Designer Shoe Warehouse (DSW) is fighting back against social media copyright infringement claims from majors, arguing that the platforms’ licensing agreements cover both individual and commercial users. Photo credit: Anthony92931
It turns out that designer shoe retailer DSW (DSW) isn’t thrilled about being sued for social media copyright infringement. Amid a court showdown with Warner Music, the retail chain’s parent company is now seeking a declaratory judgment against Universal Music, Sony Music, and BMG.
Designer brands (NYSE: DBI) filed its own complaint yesterday, after Warner Music Group (WMG) initially sued the outfit in May. WMG, we reported at the time, is accusing the DSW Shoe Shoehouse owner of infringing on over “ two hundred recordings and compositions in social media promotional videos.”
As many know, music libraries on platforms like TikTok and Instagram are generally free for personal, but non-commercial, use. Without going into too much detail here, it’s worth reiterating that music rights groups have led similar actions against Boom Energy , Crabcakes , NBA teams , AHL teams , Chili’s , and Marriott , to name a few.
And while several of these lawsuits have settled, DSW is pulling out all the stops to oppose the majors’ alleged attempt to “force unjustified settlement payments from innocent users of social media platforms.”
Apparently, in addition to WMG’s complaint, Sony Music, Universal Music, and BMG have “threatened to file a copyright infringement lawsuit against” DSW.
Enter the current lawsuit and DSW’s belief that Social Services’ music libraries, while covering individual users, also cover business users as well. By publishing the relevant social posts, DSW’s parties were “merely doing what the platforms allow and what the labels encourage.”
“Indeed, the record labels and the social media platforms themselves disclosed in the press that they had reached licensing agreements that allow users to incorporate the labels’ music into their posts,” the lawsuit reads in part, going on to cite related releases of length from the litigants and potential social services.
“Labels and platforms have never excluded companies from their previous promises that users of their platforms can incorporate the labels’ music as part of their posts,” the statement continues.
DSW further maintains that labels (and publishers) are simply trying to “extract even more money for royalties for which they have already received full compensation.”

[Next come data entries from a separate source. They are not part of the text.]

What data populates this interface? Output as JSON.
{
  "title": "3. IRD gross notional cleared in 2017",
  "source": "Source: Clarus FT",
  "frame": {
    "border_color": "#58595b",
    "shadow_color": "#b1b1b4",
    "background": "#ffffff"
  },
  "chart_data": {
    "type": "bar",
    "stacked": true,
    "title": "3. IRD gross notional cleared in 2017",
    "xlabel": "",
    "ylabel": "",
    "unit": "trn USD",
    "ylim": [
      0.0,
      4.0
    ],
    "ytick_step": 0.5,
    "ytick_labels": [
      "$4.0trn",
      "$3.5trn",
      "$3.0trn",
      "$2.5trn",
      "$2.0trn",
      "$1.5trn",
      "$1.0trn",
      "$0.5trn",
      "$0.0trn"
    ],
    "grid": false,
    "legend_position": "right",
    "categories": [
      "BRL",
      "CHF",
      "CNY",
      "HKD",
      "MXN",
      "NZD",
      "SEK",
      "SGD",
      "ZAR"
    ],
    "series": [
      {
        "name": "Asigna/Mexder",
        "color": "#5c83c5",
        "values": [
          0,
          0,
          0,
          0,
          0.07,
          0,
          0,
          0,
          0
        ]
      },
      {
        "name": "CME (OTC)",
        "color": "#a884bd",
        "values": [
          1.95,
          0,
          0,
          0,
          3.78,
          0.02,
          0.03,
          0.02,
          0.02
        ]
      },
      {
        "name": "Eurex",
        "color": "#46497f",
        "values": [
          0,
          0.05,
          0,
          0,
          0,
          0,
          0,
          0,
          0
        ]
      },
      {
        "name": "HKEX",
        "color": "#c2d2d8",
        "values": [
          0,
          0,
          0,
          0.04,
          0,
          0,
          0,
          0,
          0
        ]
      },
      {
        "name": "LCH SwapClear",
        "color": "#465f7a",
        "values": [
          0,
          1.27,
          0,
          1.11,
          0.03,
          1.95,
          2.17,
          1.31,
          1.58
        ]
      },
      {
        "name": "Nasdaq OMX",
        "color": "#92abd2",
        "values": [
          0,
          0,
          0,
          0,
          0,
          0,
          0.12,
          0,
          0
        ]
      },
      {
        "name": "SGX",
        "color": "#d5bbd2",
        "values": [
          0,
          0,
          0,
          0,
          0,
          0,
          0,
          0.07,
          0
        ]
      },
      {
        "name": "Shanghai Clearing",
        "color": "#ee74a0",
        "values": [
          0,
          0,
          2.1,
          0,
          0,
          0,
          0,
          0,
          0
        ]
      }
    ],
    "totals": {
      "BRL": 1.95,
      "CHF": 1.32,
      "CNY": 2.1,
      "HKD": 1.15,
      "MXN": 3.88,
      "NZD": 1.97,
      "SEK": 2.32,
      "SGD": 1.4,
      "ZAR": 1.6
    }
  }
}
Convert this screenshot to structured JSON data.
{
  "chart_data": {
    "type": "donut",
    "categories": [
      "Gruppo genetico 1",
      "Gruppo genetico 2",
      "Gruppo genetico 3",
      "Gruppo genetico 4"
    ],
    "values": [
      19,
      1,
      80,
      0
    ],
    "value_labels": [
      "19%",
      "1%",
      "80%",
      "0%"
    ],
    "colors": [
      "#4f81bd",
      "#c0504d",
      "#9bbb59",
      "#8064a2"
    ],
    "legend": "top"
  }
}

The said compensation refers to payments from the underlying licensing agreements, as well as “the free advertising that the labels and their associated companies receive”.
“Indeed,” the filing continues, “embedding a sample of a song in a social media post… promotes sales of the completed musical works.”
Not stopping there, DSW’s declaratory judgment exploits social service terms, allowing users to embed uploaded media into their own content.
By that logic, when majors post tracks on social media, they allegedly “grant the relevant platform broad licensing rights to publish and distribute the music…including to allow other users on the social media account to reuse and repost music from other user posts,” according to the document.
With that, DSW is seeking, among other things, an order declaring that it did not infringe on the IP of PME, UMG or BMG – as well as another order awarding “all reasonable attorneys’ fees and expenses incurred” in filing the lawsuit.